Before 2017, the role of a regional manager in MFL was more of an operational supervisor. Starting with the west zone, Muthoot trained the managers in Gujarat to be leaders—use data analysis to strategically find weak areas, challenges and deploy corrective measures, for each and every branch—and share their learning, real-time, up the management chain. “Once I showed quantifiable results, it did not need much of convincing to implement this nationwide,” she says.

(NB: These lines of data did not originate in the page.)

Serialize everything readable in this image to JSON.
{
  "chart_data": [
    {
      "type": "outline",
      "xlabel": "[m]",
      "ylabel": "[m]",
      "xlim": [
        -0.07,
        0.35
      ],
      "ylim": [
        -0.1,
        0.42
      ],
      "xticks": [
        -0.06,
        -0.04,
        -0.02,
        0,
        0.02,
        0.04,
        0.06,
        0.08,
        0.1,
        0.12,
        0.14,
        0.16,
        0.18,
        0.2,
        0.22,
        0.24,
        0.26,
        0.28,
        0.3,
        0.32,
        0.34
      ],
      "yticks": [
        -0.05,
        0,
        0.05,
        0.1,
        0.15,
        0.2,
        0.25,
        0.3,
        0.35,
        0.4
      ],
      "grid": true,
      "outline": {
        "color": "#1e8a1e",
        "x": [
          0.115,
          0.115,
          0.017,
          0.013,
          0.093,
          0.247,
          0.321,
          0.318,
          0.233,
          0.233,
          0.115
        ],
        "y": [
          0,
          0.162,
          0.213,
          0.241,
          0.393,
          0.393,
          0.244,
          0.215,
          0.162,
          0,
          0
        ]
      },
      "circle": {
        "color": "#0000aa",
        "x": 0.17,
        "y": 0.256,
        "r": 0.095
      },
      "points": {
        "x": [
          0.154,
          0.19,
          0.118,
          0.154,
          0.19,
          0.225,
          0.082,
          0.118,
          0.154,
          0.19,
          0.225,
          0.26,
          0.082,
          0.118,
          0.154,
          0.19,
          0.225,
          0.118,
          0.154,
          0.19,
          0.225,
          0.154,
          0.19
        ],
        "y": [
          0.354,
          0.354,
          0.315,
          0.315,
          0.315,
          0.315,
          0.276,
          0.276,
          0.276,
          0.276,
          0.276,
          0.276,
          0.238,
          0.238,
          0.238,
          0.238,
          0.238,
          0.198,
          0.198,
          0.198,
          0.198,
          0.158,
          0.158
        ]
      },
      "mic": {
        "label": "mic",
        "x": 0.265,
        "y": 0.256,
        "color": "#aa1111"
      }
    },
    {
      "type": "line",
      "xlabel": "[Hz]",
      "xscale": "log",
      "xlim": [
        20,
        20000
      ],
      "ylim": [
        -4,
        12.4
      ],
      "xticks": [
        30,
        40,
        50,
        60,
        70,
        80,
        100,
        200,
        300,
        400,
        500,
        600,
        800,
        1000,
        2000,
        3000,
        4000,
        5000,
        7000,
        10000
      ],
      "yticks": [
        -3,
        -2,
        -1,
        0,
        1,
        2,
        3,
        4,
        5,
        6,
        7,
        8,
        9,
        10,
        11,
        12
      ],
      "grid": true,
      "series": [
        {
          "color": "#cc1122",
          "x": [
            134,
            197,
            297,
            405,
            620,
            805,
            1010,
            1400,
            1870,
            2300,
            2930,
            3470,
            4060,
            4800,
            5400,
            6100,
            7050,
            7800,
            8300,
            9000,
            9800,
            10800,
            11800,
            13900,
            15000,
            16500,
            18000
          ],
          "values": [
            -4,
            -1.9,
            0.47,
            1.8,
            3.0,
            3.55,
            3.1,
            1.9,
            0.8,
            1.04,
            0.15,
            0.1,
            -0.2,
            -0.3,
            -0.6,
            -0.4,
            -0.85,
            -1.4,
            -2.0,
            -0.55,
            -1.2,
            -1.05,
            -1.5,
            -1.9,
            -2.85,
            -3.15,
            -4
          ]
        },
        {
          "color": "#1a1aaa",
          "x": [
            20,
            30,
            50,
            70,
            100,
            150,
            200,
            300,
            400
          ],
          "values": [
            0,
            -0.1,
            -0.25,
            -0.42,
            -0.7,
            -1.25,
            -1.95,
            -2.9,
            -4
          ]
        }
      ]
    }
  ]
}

Younger generations of a family usually get good quality education from reputed schools abroad and come back with new ideas and ambition, says Kavil Ramachandran, professor and executive director, Thomas Schmidheiny Centre for Family Enterprise, Indian School of Business, Hyderabad. “At home, they are expected to continue to manage existing businesses that are not cool or new enough. On the other hand, their contemporary views or ideas don’t get support or attention. They feel restricted because they are initially treated as ‘children’ in the business,” he says. That’s until the “children” prove their capability to the elders.

Proof in the pudding

When 24-year-old Keshav Kalra, the third generation of Dayal Opticals, an optician business in National Capital Region, approached his father with a new venture, he knew he had to bring statistics with him to convince the family that this wasn’t a spur-of-the-moment decision. “I sat with them and outlined my long-term business plan, as if I was pitching for a Shark Tank show,” he laughs.

Keshav Kalra
Keshav Kalra

It wasn’t easy. However, he was given the funds as Kalra had spent six years in the regular business and proven his capabilities by working at the offline shops, managing inventory and spearheading fashion procurement and marketing since 2011. He started a new brand, The Monk, in 2017, which specialized in custom-made spectacles for Indian noses.